West jerked his chin to the door and Hamish obeyed, moving past me without a word and disappearing in the dark breezeway.

“What is it?” West set the cup down on the map, turning the ring on his finger as he stepped in front of the desk. I didn’t miss the way he stood in front of the maps so I couldn’t see what was on them.

“I wanted to thank you.” I stood a little taller. “For what?”

My brow pulled. “For taking me on.” “You paid for passage,” he said flatly.

“I-I know,” I stuttered, “but I know you didn’t want to—”

“Look,” he cut me off. “You don’t owe me anything. And I want to be clear”—he met my eyes for a long moment—“I don’t owe you anything.”

“I didn’t say—”

“You put me in a bad position by coming to the docks last night. One I didn’t ask for.” A sharp edge cut into the smooth current of his voice.

I knew what he meant. His crew didn’t approve of his decision to give me passage. Now, he’d have to square it with them somehow. “I’m sorry.”

“I don’t need an apology. I need you off my ship. As soon as we get to Ceros, you’re gone.”

In the entire time I’d been trading with West, he’d never said as many words. He’d always been cold, his words clipped and his manner impatient. His gaze had always jumped around the docks, never landing on me, but it did now. His eyes met mine for the length of a breath before they dropped to the floor between us.

“I didn’t know it would cost you anything,” I said, my voice softer than I meant it to be.

“It did. It will.” He sighed, dragging one hand over his face. “While you’re on this ship, you’ll pull your weight. If someone asks you to do

something, you do it without question.”

I nodded, biting the inside of my cheek as I tried to decide whether to ask him. “Why are we headed north?”

“If you want me to approve our route with you, it’ll cost you another fifty coppers.” He walked toward me, closing the distance between us. “When we make port in Ceros and you set foot on that dock, I don’t want to see you again.”

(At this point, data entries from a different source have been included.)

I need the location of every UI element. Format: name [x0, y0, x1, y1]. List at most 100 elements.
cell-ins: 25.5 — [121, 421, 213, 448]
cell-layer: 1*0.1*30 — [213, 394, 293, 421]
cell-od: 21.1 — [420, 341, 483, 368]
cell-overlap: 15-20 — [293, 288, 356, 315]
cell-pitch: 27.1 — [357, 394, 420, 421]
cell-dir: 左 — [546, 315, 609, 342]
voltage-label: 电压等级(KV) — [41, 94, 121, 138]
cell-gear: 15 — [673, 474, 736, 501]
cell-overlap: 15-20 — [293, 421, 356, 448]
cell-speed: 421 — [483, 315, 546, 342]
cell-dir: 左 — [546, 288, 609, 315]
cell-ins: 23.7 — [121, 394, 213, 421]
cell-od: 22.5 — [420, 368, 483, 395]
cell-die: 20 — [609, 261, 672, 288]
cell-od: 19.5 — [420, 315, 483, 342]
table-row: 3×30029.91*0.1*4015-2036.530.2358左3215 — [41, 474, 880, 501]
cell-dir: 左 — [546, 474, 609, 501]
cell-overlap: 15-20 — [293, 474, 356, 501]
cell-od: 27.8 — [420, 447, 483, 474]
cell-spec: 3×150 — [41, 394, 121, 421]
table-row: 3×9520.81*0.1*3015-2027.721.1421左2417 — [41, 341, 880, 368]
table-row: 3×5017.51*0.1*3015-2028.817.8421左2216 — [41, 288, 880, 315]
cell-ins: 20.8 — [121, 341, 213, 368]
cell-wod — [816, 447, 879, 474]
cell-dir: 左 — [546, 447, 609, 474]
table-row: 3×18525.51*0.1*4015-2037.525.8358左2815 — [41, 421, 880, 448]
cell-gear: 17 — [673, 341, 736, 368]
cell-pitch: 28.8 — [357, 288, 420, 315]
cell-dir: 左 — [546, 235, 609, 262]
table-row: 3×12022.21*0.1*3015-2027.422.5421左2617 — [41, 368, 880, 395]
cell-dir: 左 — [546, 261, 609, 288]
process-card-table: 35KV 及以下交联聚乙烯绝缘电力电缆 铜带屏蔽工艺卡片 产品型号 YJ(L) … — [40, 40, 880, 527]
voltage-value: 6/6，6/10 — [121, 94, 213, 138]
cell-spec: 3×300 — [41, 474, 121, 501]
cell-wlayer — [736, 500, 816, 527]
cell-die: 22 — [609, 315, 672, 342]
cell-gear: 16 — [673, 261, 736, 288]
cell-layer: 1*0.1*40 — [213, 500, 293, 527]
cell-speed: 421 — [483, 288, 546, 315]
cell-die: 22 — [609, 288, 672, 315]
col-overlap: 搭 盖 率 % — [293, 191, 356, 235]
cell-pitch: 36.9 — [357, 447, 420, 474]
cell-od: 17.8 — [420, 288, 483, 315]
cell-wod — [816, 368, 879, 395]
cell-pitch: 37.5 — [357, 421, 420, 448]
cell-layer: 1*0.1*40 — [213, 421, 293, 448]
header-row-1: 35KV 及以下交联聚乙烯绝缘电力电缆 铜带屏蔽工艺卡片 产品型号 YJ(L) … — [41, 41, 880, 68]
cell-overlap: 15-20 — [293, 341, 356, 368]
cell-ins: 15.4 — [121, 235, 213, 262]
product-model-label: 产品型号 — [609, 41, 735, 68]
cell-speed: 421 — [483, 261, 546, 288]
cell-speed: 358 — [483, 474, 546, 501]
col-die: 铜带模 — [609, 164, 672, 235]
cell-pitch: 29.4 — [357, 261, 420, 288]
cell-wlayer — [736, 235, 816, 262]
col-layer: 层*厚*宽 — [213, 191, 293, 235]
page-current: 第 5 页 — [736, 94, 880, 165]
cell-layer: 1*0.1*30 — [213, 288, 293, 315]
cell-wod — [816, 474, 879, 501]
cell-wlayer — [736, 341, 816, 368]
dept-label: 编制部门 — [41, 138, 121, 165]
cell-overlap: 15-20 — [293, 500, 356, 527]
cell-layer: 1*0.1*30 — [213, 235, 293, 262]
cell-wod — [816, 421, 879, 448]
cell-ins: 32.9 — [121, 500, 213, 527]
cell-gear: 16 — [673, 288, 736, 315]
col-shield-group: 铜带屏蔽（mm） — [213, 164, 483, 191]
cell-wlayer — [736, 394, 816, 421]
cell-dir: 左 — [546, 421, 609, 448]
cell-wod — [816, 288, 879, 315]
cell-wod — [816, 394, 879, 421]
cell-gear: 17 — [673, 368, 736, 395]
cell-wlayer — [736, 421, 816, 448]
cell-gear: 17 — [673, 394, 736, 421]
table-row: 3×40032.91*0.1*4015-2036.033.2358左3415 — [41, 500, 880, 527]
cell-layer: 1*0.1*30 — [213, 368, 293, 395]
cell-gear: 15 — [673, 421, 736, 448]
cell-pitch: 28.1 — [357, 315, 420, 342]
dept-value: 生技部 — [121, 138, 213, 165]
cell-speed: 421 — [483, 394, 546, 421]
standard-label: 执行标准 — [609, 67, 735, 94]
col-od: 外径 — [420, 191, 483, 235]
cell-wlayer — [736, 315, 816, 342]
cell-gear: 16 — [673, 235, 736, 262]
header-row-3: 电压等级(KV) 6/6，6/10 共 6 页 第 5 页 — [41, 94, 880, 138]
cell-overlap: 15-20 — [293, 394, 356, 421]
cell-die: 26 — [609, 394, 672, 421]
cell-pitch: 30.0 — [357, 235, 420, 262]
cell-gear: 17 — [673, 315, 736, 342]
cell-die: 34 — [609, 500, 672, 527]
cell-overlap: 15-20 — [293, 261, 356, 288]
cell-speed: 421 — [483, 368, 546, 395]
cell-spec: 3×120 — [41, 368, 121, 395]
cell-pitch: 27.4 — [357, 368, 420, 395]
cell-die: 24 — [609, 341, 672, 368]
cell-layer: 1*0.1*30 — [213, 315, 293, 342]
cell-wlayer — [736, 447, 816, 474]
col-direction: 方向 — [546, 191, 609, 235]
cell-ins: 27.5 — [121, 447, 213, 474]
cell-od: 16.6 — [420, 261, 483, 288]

I opened my mouth to speak, but he was already closing the door in my face, the latch rattling into place.

The words stung, and I wasn’t sure why. He’d bought my pyre for the last two years, but West and I weren’t friends. He was right that he didn’t owe me anything, but when I’d run down that dock screaming his name, he’d saved my life. And somehow, I’d known he would.

Something had made him take the copper and go against his crew. Something changed his mind. Really, I didn’t care what it was. West didn’t want me on the Marigold, but the fact was that I was finally on my way to Ceros. That was all that mattered.